A further limitation of the BMRS data is the lack of historical data. Ideally, for example, I would be able to see how much forecast for a day was likely to change, from 7 days ahead to day ahead. I would need to do my own work of scraping and storing this data to see this. Similarly, there is no way to know what the day ahead wind generation forecasts were at the time of the day ahead auctions.

In addition to wind generation forecasts, I could look at wind forecasts and try to estimate how much electricity would be generated. I decided that with the data I could get, I would be unlikely to produce a better estimate than the forecasts produced by National Grid / BMRS.
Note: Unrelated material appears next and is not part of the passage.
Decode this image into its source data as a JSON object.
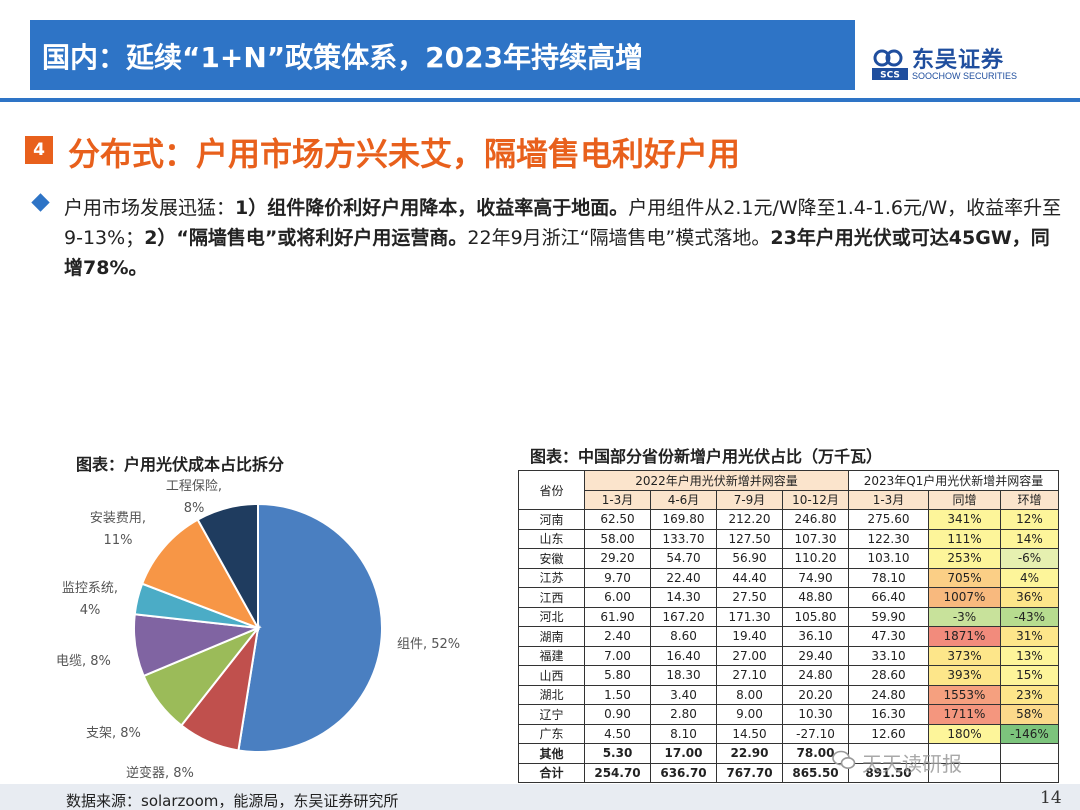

Estimating solar generation

Because most of the solar generation is included as a reduction in demand, it is very difficult to forecast it directly. I decided to make the assumption that for a given time of year and day, there was a fixed amount of electricity that would be generated on a clear day, and then I could reduce that on cloudy days.
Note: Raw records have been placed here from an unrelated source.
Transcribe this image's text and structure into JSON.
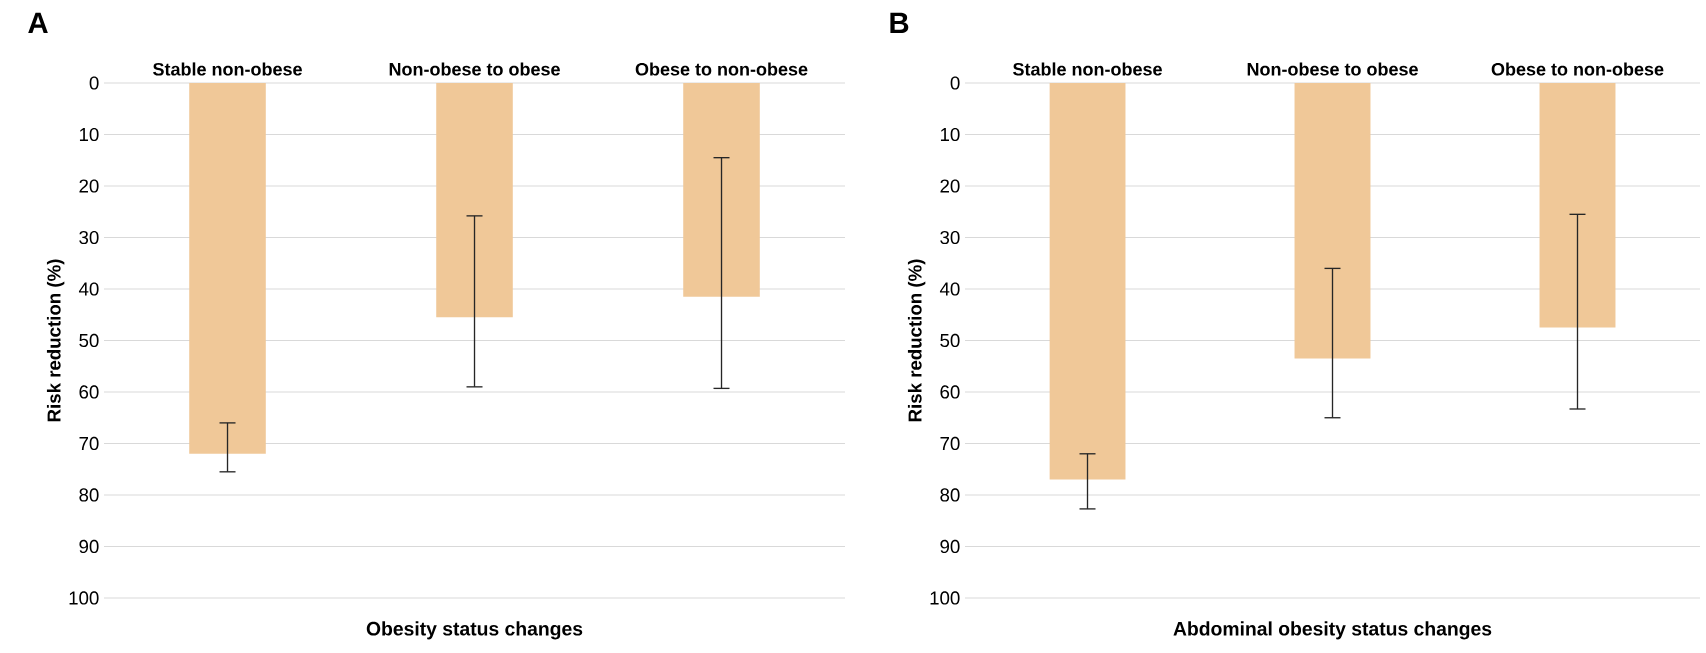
{
  "chart_data": [
    {
      "type": "bar",
      "title": "A",
      "xlabel": "Obesity status changes",
      "ylabel": "Risk reduction (%)",
      "categories": [
        "Stable non-obese",
        "Non-obese to obese",
        "Obese to non-obese"
      ],
      "values": [
        72,
        45.5,
        41.5
      ],
      "color": "#f0c898",
      "errors": [
        [
          66,
          75.5
        ],
        [
          25.8,
          59
        ],
        [
          14.5,
          59.3
        ]
      ],
      "ylim": [
        100,
        0
      ],
      "yticks": [
        0,
        10,
        20,
        30,
        40,
        50,
        60,
        70,
        80,
        90,
        100
      ],
      "grid": "y"
    },
    {
      "type": "bar",
      "title": "B",
      "xlabel": "Abdominal obesity status changes",
      "ylabel": "Risk reduction (%)",
      "categories": [
        "Stable non-obese",
        "Non-obese to obese",
        "Obese to non-obese"
      ],
      "values": [
        77,
        53.5,
        47.5
      ],
      "color": "#f0c898",
      "errors": [
        [
          72,
          82.7
        ],
        [
          36,
          65
        ],
        [
          25.5,
          63.3
        ]
      ],
      "ylim": [
        100,
        0
      ],
      "yticks": [
        0,
        10,
        20,
        30,
        40,
        50,
        60,
        70,
        80,
        90,
        100
      ],
      "grid": "y"
    }
  ]
}
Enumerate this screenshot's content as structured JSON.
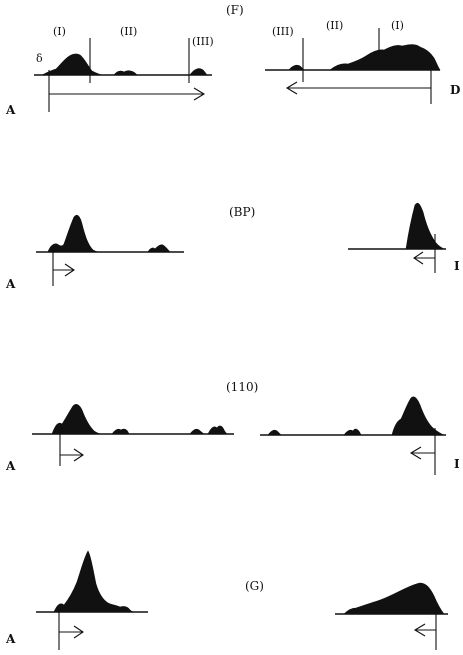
{
  "panels": [
    {
      "title": "(F)",
      "left_endpoint": "A",
      "right_endpoint": "D",
      "left_regions": [
        "(I)",
        "(II)",
        "(III)"
      ],
      "right_regions": [
        "(III)",
        "(II)",
        "(I)"
      ],
      "left_marker": "δ"
    },
    {
      "title": "(BP)",
      "left_endpoint": "A",
      "right_endpoint": "I"
    },
    {
      "title": "(110)",
      "left_endpoint": "A",
      "right_endpoint": "I"
    },
    {
      "title": "(G)",
      "left_endpoint": "A"
    }
  ]
}
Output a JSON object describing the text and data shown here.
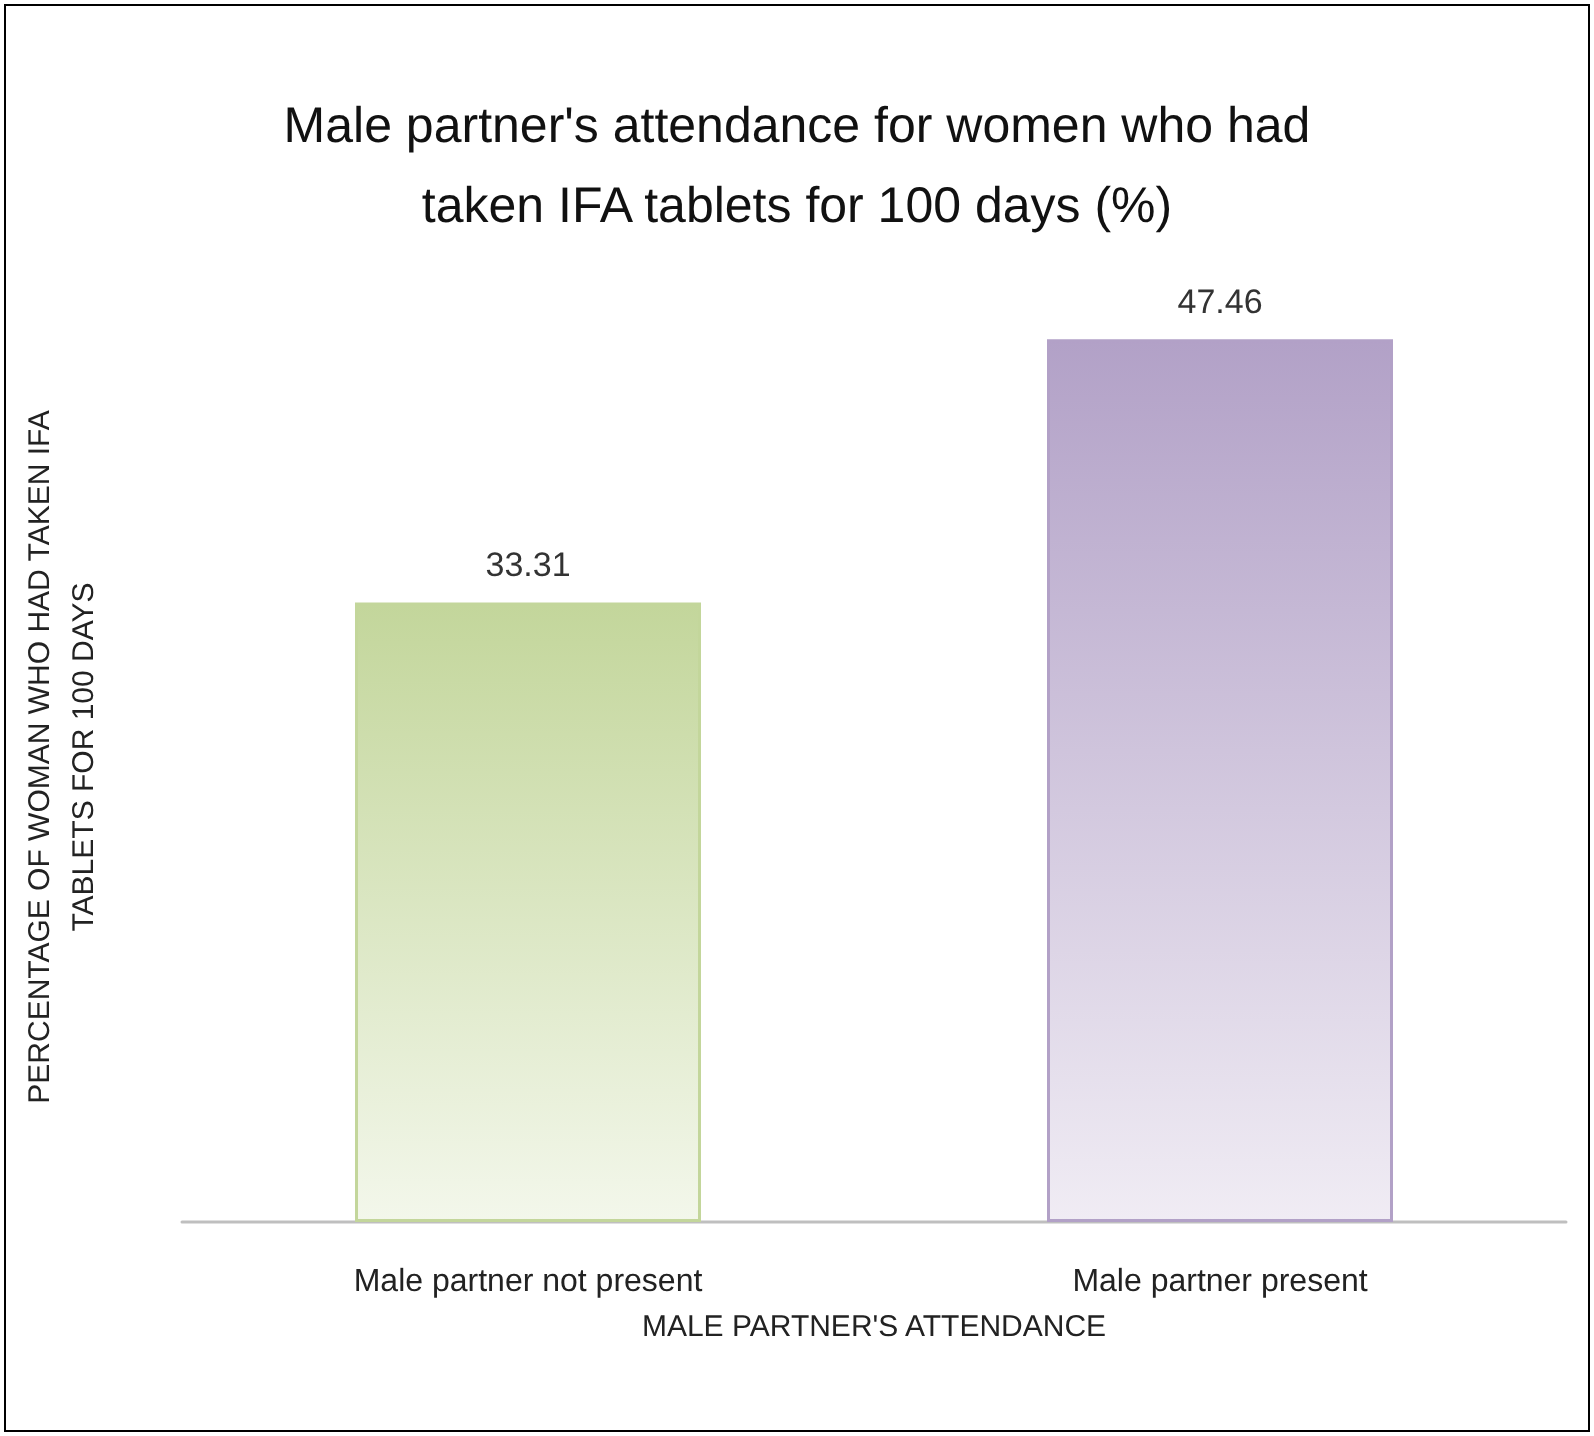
{
  "chart_data": {
    "type": "bar",
    "title": "Male partner's attendance for women who had\ntaken IFA tablets for 100 days (%)",
    "xlabel": "MALE PARTNER'S ATTENDANCE",
    "ylabel": "PERCENTAGE OF WOMAN WHO HAD TAKEN IFA\nTABLETS FOR 100 DAYS",
    "categories": [
      "Male partner not present",
      "Male partner present"
    ],
    "values": [
      33.31,
      47.46
    ],
    "colors": [
      "#c3d69b",
      "#b2a1c7"
    ],
    "data_labels": true,
    "grid": false,
    "tick_labels": "x"
  }
}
As a result, I thought I would do is estimate how much solar generation would be produced on a sunny day for this time of year and day, and then how much it would be reduced on less sunny days. I could combine this data with open weather forecasts (eg wonderground.com) to predict how sunny each of the next 14 days would be.

Unfortunately I had very little data to work with. BMRS do provide what they call a day ahead solar generation forecast, but I couldn’t get more than the first 2 hours of the following day forecast. I couldn’t find any sites that had historical day ahead weather forecasts, just actual weather outturn. As a result, I expect these my solar forecasts to be pretty poor. However, for UK solar generation has a much smaller impact on net demand than in many other countries.

Estimating demand

Gross demand is primarily driven by the day of the week, and the time of day. Demand in the UK is higher in winter, partly due to the need for heating on cold days. (In hot countries high temperatures can also lead to higher demand, however air conditioning does not currently play a significant role in the UK.) Finally, because we are measuring demand net of solar generation, we can expect net demand to be further reduced during sunny days, especially in summer.
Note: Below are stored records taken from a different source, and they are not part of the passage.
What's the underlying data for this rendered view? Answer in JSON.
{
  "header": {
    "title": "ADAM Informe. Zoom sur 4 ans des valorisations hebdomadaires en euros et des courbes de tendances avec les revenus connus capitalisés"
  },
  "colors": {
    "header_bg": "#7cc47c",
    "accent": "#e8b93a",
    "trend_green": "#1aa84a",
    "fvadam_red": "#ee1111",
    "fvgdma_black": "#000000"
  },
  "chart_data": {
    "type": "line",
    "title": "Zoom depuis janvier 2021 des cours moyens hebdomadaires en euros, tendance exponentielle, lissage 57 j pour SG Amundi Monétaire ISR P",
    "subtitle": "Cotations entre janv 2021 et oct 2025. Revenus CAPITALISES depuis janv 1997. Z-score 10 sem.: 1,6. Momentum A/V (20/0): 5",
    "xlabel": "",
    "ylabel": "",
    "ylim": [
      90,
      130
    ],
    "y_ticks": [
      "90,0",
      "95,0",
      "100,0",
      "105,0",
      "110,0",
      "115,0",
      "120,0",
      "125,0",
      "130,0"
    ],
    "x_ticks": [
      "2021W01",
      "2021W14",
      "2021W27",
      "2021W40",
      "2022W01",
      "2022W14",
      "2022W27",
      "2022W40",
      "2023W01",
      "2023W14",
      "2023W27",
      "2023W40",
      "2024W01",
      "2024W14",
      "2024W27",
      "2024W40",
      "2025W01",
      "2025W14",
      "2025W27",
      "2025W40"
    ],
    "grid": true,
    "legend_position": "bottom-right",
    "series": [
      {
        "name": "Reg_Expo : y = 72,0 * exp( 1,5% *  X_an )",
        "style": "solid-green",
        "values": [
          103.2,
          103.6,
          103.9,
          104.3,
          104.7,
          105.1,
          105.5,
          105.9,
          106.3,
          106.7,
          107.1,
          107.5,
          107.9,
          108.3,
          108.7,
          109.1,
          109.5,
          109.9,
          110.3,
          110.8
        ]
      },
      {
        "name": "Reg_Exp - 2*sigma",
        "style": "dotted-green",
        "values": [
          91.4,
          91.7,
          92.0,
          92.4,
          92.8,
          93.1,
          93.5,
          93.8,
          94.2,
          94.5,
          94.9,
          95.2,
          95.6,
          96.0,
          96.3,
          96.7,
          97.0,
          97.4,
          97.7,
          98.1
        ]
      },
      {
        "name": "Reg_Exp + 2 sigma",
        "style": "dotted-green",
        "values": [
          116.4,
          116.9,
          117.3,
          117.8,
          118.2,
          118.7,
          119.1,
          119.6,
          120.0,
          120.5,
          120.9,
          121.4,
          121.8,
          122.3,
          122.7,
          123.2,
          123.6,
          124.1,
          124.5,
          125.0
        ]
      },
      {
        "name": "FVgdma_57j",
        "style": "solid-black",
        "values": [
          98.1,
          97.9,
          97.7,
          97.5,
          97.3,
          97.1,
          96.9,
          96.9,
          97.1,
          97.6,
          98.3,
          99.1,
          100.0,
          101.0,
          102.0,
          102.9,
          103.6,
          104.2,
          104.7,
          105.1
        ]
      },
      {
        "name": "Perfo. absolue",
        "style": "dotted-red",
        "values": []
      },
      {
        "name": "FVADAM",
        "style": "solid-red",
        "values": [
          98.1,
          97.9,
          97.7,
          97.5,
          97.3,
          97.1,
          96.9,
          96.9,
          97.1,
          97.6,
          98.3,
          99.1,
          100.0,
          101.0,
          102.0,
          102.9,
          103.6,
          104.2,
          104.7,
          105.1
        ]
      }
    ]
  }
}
BMRS publish multiple demand forecasts, and it is hard to really understand which is most appropriate for this project. I’ve decided to use National Grid’s National Demand Forecast (NDF). BMRS publish half hourly forecasts for the next 36 hours, and then forecasts of the daily maximum for each day from 2–14 days out. Unfortunately there is again no history of these forecasts although there is lots of data showing actual history.

One big challenge with estimating demand is how to balance the desire to use lots of historical data, with the recognition that demand changes over time with economic growth, changes to how people heat, growing rollout of electric vehicle, and energy efficiency. As an example, the demand shape in Spring 2020 is significantly different from Spring 2019 due to the Covid-19 lockdowns.

At this point I am thinking of taking the last two weeks of historical demand data forecasts, removing the effect of sun and temperature, and then applying new sunniness and temperature estimates to form demand forecasts for the next 7 days. It may be that the 2–14 day maximum demand forecasts prove useful, but given that they don’t have a shape they may not.

Concluding Thoughts

I started this exercise with hope that the BMRS data would include the components necessary to form a reasonable 7 day forecast of hourly wind, solar and demand, sufficient to estimate prices. Unfortunately the data that isn’t as useful as I would have hoped, and is particularly lacking in historical data.

My next step is likely to be to collect historical actual demand to see how well I can forecast this, taking into weather forecasts.

And I will need to start collecting day ahead demand and wind forecasts, in order to see how well I can use these to generate price forecasts.